Ibadah dan Muhasabah

’’Kalaulah bukan karena panggilan keimanan, tentu tidak akan ada kegembiraan pada hamba Allah ketika bulan Ramadan datang menjelang. Betapa dalamnya makna seruan Allah tentang perintah ibadah puasa: “Hai orang-orang yang beriman telah diwajibkan atasmu puasa, sebagaimana diwajibkan puasa itu kepada orang-orang sebelum kamu. Mudah-mudahan kamu menjadi orang-orang yang taqwa” (QS. Al-Baqarah : 183)

Jelaslah hanya bagi hamba yang sungguh-sungguh beriman perintah puasa itu ditujukan. Karena hanya keimanan yang sesungguhnyalah yang menjadi penggerak sehingga perintah puasa itu dipenuhi. Bukanlah faktor kesehatan dan kebugaran fisik yang menjadikan seorang hamba tergerak hatinya untuk memenuhi perintah puasa. ’’Kita sering menyaksikan orang-orang yang secara fisik sehat dan bugar tapi tidak menjalankan perintah puasa. Bahkan dia juga  tidak dalam kondisi sedang menempuh perjalanan jauh (safar),” katanya.

Demikian juga bukan karena faktor dia seorang yang kaya atau seorang yang berkuasa yang menjadikannya tergerak memenuhi perintah tadi. Tanpa keimanan, seorang yang kaya dan punya kekuasaan sekalipun dia tidak akan tergerak untuk memenuhi perintah puasa. Lagi-lagi hanya keimananlah pendorongnya. Maka dari itu, Allah dalam seruan tentang perintah ibadah puasa Ramadan,  mengawalinya dengan penyebutan “orang-orang beriman” .

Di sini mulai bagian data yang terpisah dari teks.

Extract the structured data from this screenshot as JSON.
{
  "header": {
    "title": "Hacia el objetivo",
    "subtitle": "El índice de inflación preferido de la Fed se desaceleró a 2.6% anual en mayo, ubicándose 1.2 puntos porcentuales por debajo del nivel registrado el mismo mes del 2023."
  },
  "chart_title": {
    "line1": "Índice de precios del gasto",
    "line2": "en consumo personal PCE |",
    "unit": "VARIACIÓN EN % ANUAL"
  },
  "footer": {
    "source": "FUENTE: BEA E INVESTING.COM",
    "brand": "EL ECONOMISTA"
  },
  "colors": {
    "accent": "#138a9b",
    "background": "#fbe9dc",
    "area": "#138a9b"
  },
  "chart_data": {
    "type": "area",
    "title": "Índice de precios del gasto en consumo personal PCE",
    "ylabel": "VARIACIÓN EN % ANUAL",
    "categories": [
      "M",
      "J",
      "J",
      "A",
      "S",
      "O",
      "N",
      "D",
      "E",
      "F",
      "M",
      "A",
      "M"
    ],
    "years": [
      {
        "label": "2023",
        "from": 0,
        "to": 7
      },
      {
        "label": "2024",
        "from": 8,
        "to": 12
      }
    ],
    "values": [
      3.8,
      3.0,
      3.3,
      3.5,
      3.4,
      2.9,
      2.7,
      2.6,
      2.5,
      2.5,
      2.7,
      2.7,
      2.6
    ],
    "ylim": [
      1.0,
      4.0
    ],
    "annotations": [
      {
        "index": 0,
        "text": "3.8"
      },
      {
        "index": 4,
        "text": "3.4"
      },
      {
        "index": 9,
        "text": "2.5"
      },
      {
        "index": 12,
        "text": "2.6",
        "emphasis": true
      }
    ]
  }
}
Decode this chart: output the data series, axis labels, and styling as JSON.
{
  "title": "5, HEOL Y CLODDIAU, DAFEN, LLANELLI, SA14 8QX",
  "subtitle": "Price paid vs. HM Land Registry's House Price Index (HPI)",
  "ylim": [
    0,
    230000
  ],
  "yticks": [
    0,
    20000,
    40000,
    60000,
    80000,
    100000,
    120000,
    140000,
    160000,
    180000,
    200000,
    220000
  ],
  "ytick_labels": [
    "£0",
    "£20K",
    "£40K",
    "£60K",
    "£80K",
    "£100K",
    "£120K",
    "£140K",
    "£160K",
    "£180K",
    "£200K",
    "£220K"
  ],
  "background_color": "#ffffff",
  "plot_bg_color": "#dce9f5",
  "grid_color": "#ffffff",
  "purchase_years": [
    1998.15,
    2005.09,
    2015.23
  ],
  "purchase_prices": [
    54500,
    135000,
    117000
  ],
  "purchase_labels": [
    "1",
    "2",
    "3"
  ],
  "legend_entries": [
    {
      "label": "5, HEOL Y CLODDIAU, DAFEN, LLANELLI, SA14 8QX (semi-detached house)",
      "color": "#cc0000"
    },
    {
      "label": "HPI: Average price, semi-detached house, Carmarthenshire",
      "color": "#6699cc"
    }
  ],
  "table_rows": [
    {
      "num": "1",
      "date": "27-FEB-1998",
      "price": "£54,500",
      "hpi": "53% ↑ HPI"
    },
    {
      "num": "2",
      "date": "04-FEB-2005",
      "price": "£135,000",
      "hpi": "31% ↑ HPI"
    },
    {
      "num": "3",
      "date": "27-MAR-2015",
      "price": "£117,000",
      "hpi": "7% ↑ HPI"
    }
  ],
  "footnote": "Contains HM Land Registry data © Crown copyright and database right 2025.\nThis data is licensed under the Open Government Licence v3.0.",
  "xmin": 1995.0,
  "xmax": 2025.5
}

Selanjutnya, ketika Allah dalam Al-Qur’an menyebutkan ”Dan tidaklah Aku menciptakan jin dan manusia kecuali untuk beribadah kepada-Ku” (QS. Adz-Dzariyat: 56), maka bagi hamba Allah berpuasa itu sebagai salah satu bentuk dari perwujudan ibadah kepada Allah atau sebagai salah satu  implementasi dari ketaatan kepada-Nya. Tidak akan ada beban yang membuat dirinya merasa berat menjalankannya, bahkan akan dipandang ringan dilakoninya karena orientasinya hanya kepada Allah semata.

Lain halnya jika pengakuan keimanan itu hanya artifisial saja, maka jelaslah akan terasa bahwa kewajiban puasa itu beban yang menyusahkan. Makanya ibadah puasa itu sebagai ibadah yang sulit dilakukan oleh orang-orang yang pura-pura beriman, seperti halnya kaum munafiqin di jaman Baginda Rasulullah SAW. Mereka, kaum munafiq mungkin bisa berpura-pura ikut berjamaah shalat, berpura-pura membayar zakat bersama-sama dengan orang beriman,  tapi mereka akan kesulitan jika seharian harus  menjalankan ibadah puasa bersama-sama dengan orang-orang beriman.